A spokesperson for Goldsmiths, University of London said: “The overall picture remains that Goldsmiths must deal with significant financial challenges including an underlying deficit, over £10m of additional costs and lost income due to Covid-19, government cuts that will see the College lose over £2m in funding every year, and a decline in the overall number of students studying some subjects.”  

However, Students and staff have also been protesting in October for the university to “open the books” after an alleged “secret deal” with Lloyds and NatWest. GUCU claims that the redundancies had been demanded by Goldsmiths’ “banking partners” as a condition of receiving a loan worth up to £7 million. The university’s spokesperson further commented: “Regardless of any agreements with our banking partners, we need to save £9m in ongoing spend over the next two years to put the College back on a sustainable financial footing.”  

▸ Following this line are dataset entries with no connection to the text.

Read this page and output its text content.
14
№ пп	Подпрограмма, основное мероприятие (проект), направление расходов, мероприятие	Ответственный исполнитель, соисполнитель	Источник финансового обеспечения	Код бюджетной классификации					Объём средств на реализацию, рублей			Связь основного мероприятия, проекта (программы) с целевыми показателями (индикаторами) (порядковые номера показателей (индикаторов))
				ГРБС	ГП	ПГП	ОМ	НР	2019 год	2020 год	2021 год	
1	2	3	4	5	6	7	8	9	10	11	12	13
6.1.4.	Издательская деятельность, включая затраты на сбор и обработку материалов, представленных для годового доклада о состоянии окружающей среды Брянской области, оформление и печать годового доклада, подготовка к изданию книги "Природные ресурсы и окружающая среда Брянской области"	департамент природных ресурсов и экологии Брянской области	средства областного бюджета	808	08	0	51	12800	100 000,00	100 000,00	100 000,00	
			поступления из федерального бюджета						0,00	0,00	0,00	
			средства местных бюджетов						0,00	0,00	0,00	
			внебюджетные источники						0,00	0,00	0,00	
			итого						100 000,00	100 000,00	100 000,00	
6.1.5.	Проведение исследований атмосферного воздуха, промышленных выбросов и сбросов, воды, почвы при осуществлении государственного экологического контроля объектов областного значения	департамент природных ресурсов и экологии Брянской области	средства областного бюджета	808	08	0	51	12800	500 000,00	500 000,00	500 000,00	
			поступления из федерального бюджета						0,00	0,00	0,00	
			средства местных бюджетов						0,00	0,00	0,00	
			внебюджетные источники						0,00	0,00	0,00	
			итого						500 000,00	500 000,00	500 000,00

SMT, led by Warden Frances Corner, took the unprecedented step to urge GUCU members to not vote in favour of taking industrial action after fearing the “significant effect any such action could have on our students’ learning and experience”, in a letter sent to students explaining the imminent strike action. 

In a statement on their website, GUCU said: “In the face of these brutal cuts at Goldsmiths that will leave our students with less professional support, less contact time with academic staff, and a drastically narrowed curriculum, the visionary, radical and altruistic thing to do is to fight; and to fight hard. In the face of unprecedented attacks by our senior management, who act as the handmaidens of a right-wing government agenda, we are the last custodians of higher education. We need to protect arts and humanities teaching not only for our current students, but for their younger siblings and the next generation.” 

The union is also balloting members across the UK at other institutions in a separate fight about pensions and fair pay with results set to be published shortly.